Uric Acid in Relation to Type 2 Diabetes Mellitus Associated with Hypertension
1140-1143
Correspondence
Dr. Shabana S,
Associate Professor, Department of Biochemistry,
Dr. Pinnamaneni Siddhartha Institute of Medical Sciences
and Research Foundation, Chinna Avutapalli - 521286,
Gannavaram Mdl, Krishna Dt, A.P. India.
Phone: +919848310952
E-mail: shabanashireen2000@yahoo.com
Introduction: The role of uric acid in the progression of prediabetes to diabetes has been known. However, conflicting data exist as regards the serum uric acid (UA) levels in type 2 diabetes mellitus, which are associated with risk factors and complications.
Objective: The present study was designed to look for any association of serum uric acid with hypertension in type 2 diabetes mellitus, taking into consideration the relevant clinical, biochemical and the anthropometric data.
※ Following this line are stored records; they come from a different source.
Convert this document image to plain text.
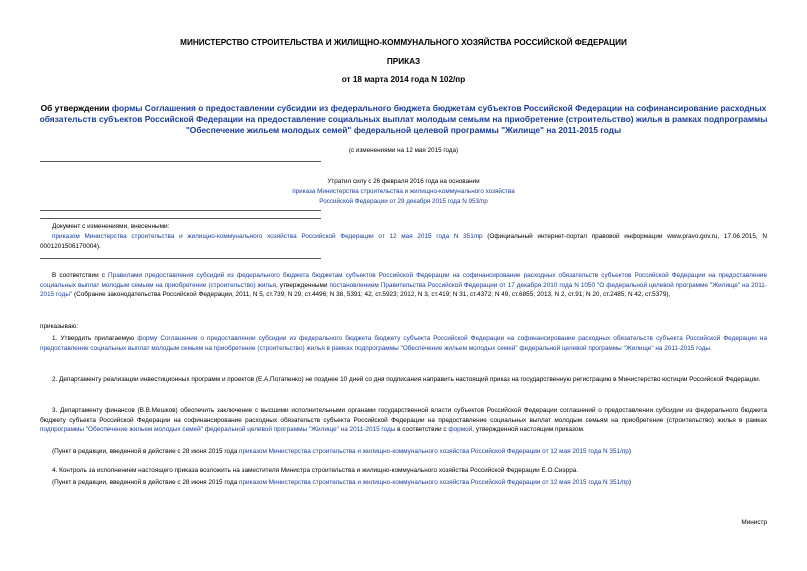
МИНИСТЕРСТВО СТРОИТЕЛЬСТВА И ЖИЛИЩНО-КОММУНАЛЬНОГО ХОЗЯЙСТВА РОССИЙСКОЙ ФЕДЕРАЦИИ
ПРИКАЗ
от 18 марта 2014 года N 102/пр
Об утверждении формы Соглашения о предоставлении субсидии из федерального бюджета бюджетам субъектов Российской Федерации на софинансирование расходных обязательств субъектов Российской Федерации на предоставление социальных выплат молодым семьям на приобретение (строительство) жилья в рамках подпрограммы "Обеспечение жильем молодых семей" федеральной целевой программы "Жилище" на 2011-2015 годы
(с изменениями на 12 мая 2015 года)
Утратил силу с 26 февраля 2016 года на основании
приказа Министерства строительства и жилищно-коммунального хозяйства
Российской Федерации от 29 декабря 2015 года N 953/пр
Документ с изменениями, внесенными:
приказом Министерства строительства и жилищно-коммунального хозяйства Российской Федерации от 12 мая 2015 года N 351/пр (Официальный интернет-портал правовой информации www.pravo.gov.ru, 17.06.2015, N 0001201506170004).
В соответствии с Правилами предоставления субсидий из федерального бюджета бюджетам субъектов Российской Федерации на софинансирование расходных обязательств субъектов Российской Федерации на предоставление социальных выплат молодым семьям на приобретение (строительство) жилья, утвержденными постановлением Правительства Российской Федерации от 17 декабря 2010 года N 1050 "О федеральной целевой программе "Жилище" на 2011-2015 годы" (Собрание законодательства Российской Федерации, 2011, N 5, ст.739; N 29, ст.4496; N 38, 5391; 42, ст.5923; 2012, N 3, ст.419; N 31, ст.4372; N 49, ст.6855; 2013, N 2, ст.91; N 20, ст.2485; N 42, ст.5379),
приказываю:
1. Утвердить прилагаемую форму Соглашения о предоставлении субсидии из федерального бюджета бюджету субъекта Российской Федерации на софинансирование расходных обязательств субъекта Российской Федерации на предоставление социальных выплат молодым семьям на приобретение (строительство) жилья в рамках подпрограммы "Обеспечение жильем молодых семей" федеральной целевой программы "Жилище" на 2011-2015 годы.
2. Департаменту реализации инвестиционных программ и проектов (Е.А.Потапенко) не позднее 10 дней со дня подписания направить настоящий приказ на государственную регистрацию в Министерство юстиции Российской Федерации.
3. Департаменту финансов (В.В.Мешков) обеспечить заключение с высшими исполнительными органами государственной власти субъектов Российской Федерации соглашений о предоставлении субсидии из федерального бюджета бюджету субъекта Российской Федерации на софинансирование расходных обязательств субъекта Российской Федерации на предоставление социальных выплат молодым семьям на приобретение (строительство) жилья в рамках подпрограммы "Обеспечение жильем молодых семей" федеральной целевой программы "Жилище" на 2011-2015 годы в соответствии с формой, утвержденной настоящим приказом.
(Пункт в редакции, введенной в действие с 28 июня 2015 года приказом Министерства строительства и жилищно-коммунального хозяйства Российской Федерации от 12 мая 2015 года N 351/пр)
4. Контроль за исполнением настоящего приказа возложить на заместителя Министра строительства и жилищно-коммунального хозяйства Российской Федерации Е.О.Сиэрра.
(Пункт в редакции, введенной в действие с 28 июня 2015 года приказом Министерства строительства и жилищно-коммунального хозяйства Российской Федерации от 12 мая 2015 года N 351/пр)
Министр
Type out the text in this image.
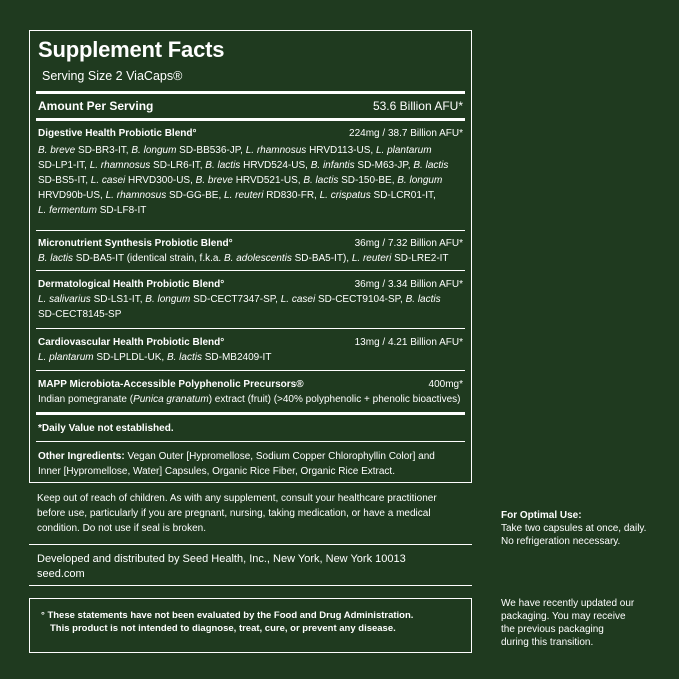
Supplement Facts
Serving Size 2 ViaCaps®
Amount Per Serving	53.6 Billion AFU*
Digestive Health Probiotic Blend°	224mg / 38.7 Billion AFU*
B. breve SD-BR3-IT, B. longum SD-BB536-JP, L. rhamnosus HRVD113-US, L. plantarum
SD-LP1-IT, L. rhamnosus SD-LR6-IT, B. lactis HRVD524-US, B. infantis SD-M63-JP, B. lactis
SD-BS5-IT, L. casei HRVD300-US, B. breve HRVD521-US, B. lactis SD-150-BE, B. longum
HRVD90b-US, L. rhamnosus SD-GG-BE, L. reuteri RD830-FR, L. crispatus SD-LCR01-IT,
L. fermentum SD-LF8-IT
Micronutrient Synthesis Probiotic Blend°	36mg / 7.32 Billion AFU*
B. lactis SD-BA5-IT (identical strain, f.k.a. B. adolescentis SD-BA5-IT), L. reuteri SD-LRE2-IT
Dermatological Health Probiotic Blend°	36mg / 3.34 Billion AFU*
L. salivarius SD-LS1-IT, B. longum SD-CECT7347-SP, L. casei SD-CECT9104-SP, B. lactis
SD-CECT8145-SP
Cardiovascular Health Probiotic Blend°	13mg / 4.21 Billion AFU*
L. plantarum SD-LPLDL-UK, B. lactis SD-MB2409-IT
MAPP Microbiota-Accessible Polyphenolic Precursors®	400mg*
Indian pomegranate (Punica granatum) extract (fruit) (>40% polyphenolic + phenolic bioactives)
*Daily Value not established.
Other Ingredients: Vegan Outer [Hypromellose, Sodium Copper Chlorophyllin Color] and Inner [Hypromellose, Water] Capsules, Organic Rice Fiber, Organic Rice Extract.
Keep out of reach of children. As with any supplement, consult your healthcare practitioner before use, particularly if you are pregnant, nursing, taking medication, or have a medical condition. Do not use if seal is broken.
Developed and distributed by Seed Health, Inc., New York, New York 10013
seed.com
° These statements have not been evaluated by the Food and Drug Administration.
This product is not intended to diagnose, treat, cure, or prevent any disease.
For Optimal Use:
Take two capsules at once, daily.
No refrigeration necessary.
We have recently updated our
packaging. You may receive
the previous packaging
during this transition.
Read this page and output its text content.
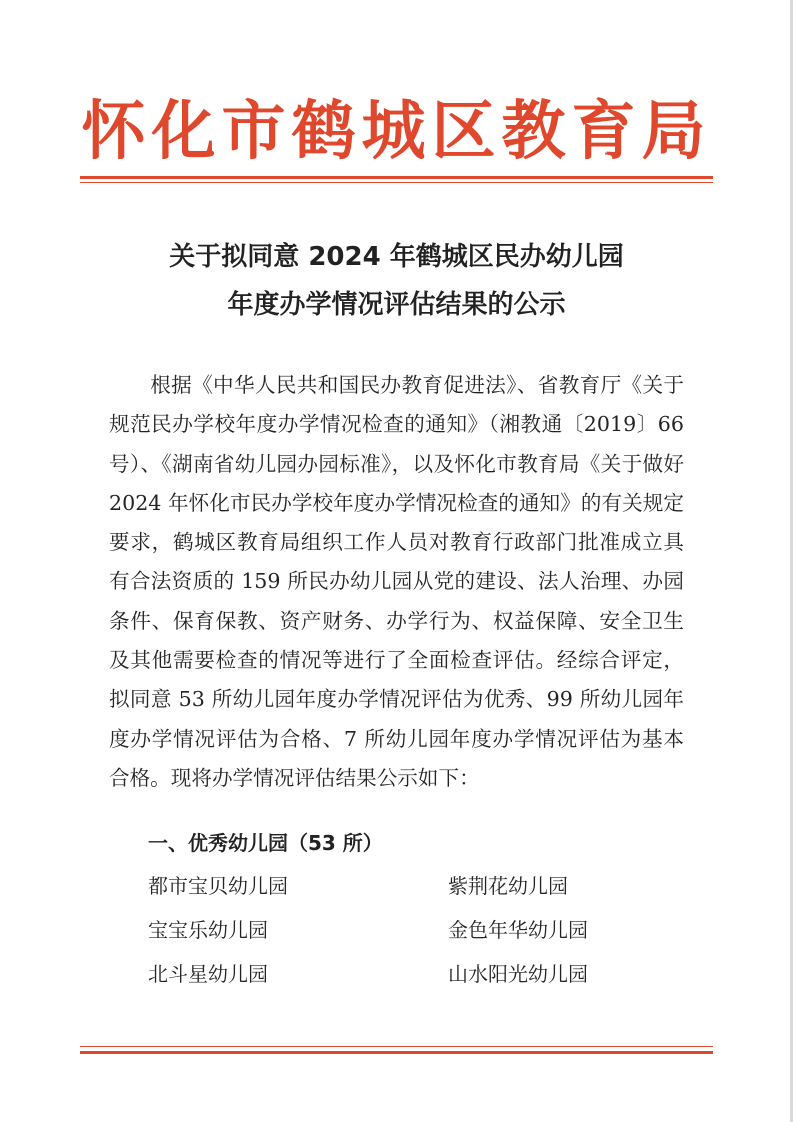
怀化市鹤城区教育局
关于拟同意 2024 年鹤城区民办幼儿园
年度办学情况评估结果的公示
根据《中华人民共和国民办教育促进法》、省教育厅《关于规范民办学校年度办学情况检查的通知》（湘教通〔2019〕66 号）、《湖南省幼儿园办园标准》，以及怀化市教育局《关于做好 2024 年怀化市民办学校年度办学情况检查的通知》的有关规定要求，鹤城区教育局组织工作人员对教育行政部门批准成立具有合法资质的 159 所民办幼儿园从党的建设、法人治理、办园条件、保育保教、资产财务、办学行为、权益保障、安全卫生及其他需要检查的情况等进行了全面检查评估。经综合评定，拟同意 53 所幼儿园年度办学情况评估为优秀、99 所幼儿园年度办学情况评估为合格、7 所幼儿园年度办学情况评估为基本合格。现将办学情况评估结果公示如下：
一、优秀幼儿园（53 所）
都市宝贝幼儿园	紫荆花幼儿园
宝宝乐幼儿园	金色年华幼儿园
北斗星幼儿园	山水阳光幼儿园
Material and methods: Fifty patients with type 2 diabetes mellitus and 50 healthy controls were included in this study. They were further divided into different groups, based on the sex, the duration of diabetes, and the diabetes which was complicated with hypertension.
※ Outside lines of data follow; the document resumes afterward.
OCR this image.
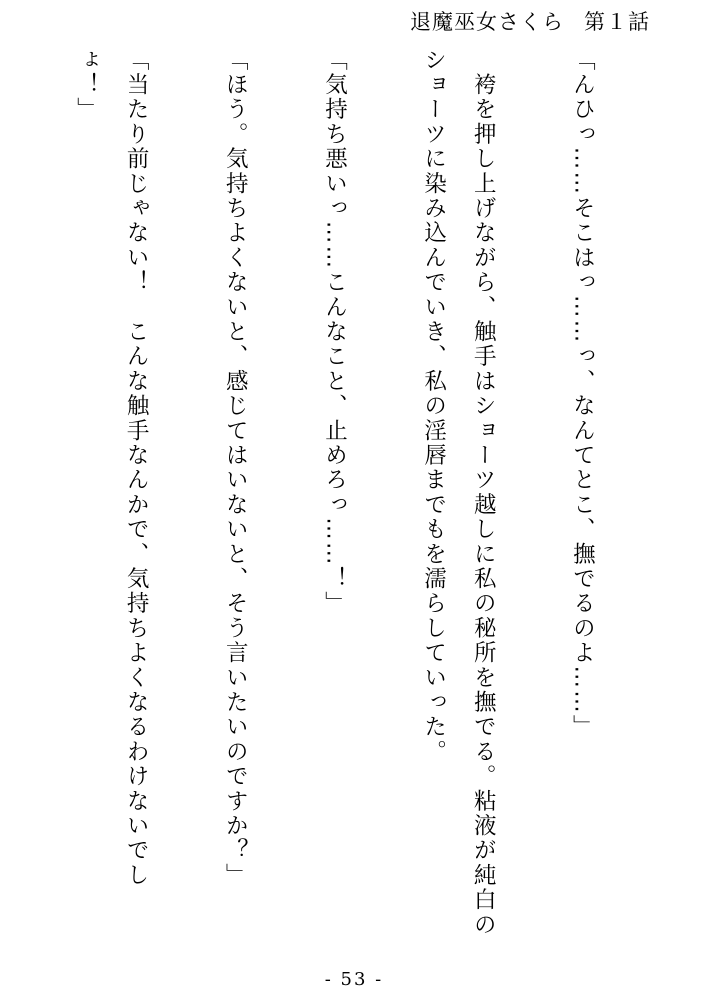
退魔巫女さくら 第１話

「んひっ……そこはっ……っ、なんてとこ、撫でるのよ……」

　袴を押し上げながら、触手はショーツ越しに私の秘所を撫でる。粘液が純白のショーツに染み込んでいき、私の淫唇までもを濡らしていった。

「気持ち悪いっ……こんなこと、止めろっ……！」

「ほう。気持ちよくないと、感じてはいないと、そう言いたいのですか？」

「当たり前じゃない！　こんな触手なんかで、気持ちよくなるわけないでしょ！」

- 53 -
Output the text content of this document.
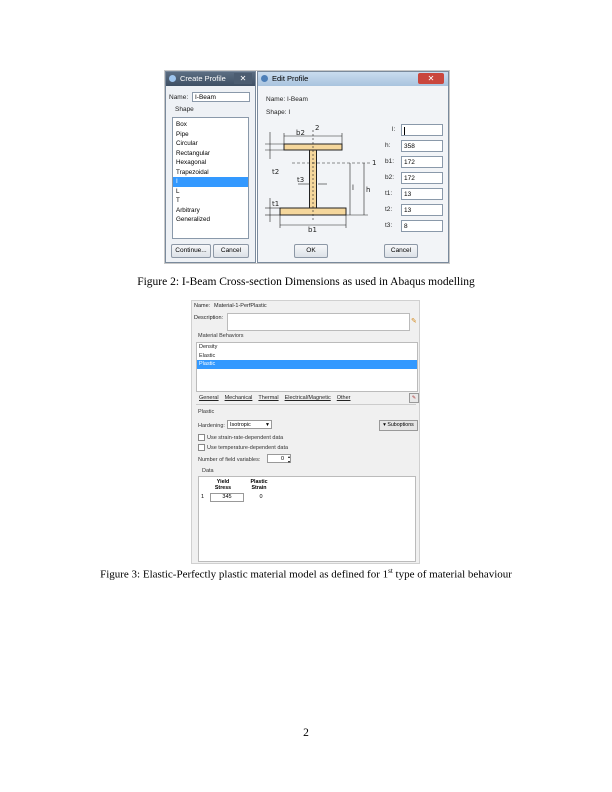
Create Profile	✕
Name:	I-Beam
Shape
Box
Pipe
Circular
Rectangular
Hexagonal
Trapezoidal
I
L
T
Arbitrary
Generalized
Continue...	Cancel
Edit Profile	✕
Name: I-Beam
Shape: I
2
1
b2
t2
t3
t1
l h
b1
l:
h:	358
b1:	172
b2:	172
t1:	13
t2:	13
t3:	8
OK	Cancel
Figure 2: I-Beam Cross-section Dimensions as used in Abaqus modelling
Name: Material-1-PerfPlastic
Description:	✎
Material Behaviors
Density
Elastic
Plastic
General Mechanical Thermal Electrical/Magnetic Other	✎
Plastic
Hardening: Isotropic	▼	▾ Suboptions
Use strain-rate-dependent data
Use temperature-dependent data
Number of field variables:	0 ▴
▾
Data
Yield Stress
Plastic Strain
1	345	0
Figure 3: Elastic-Perfectly plastic material model as defined for 1st type of material behaviour
2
Results: The circulatory levels of glucose, total cholesterol and triglycerides were found to be elevated in the diabetics of either sex as compared to those in the controls. There was no significant difference in the serum uric acid levels between the diabetics and the non-diabetics, either in males or females. A negative correlation was observed between the fasting plasma glucose and the serum uric acid levels in both male [r = −0.60] and female [r = −0.60] diabetic patients. The serum uric acid levels marginally decreased with an increased duration of diabetes. The hypertensive male and female diabetics were found to have significantly decreased (P < 0.05) serum uric acid levels as compared to the corresponding non-hypertensive diabetics.
Conclusion: It was concluded from the present study that there occurs a significant decrease in the serum uric acid levels in hypertensive diabetics (both in males and females) in comparison with the non-hypertensive diabetics.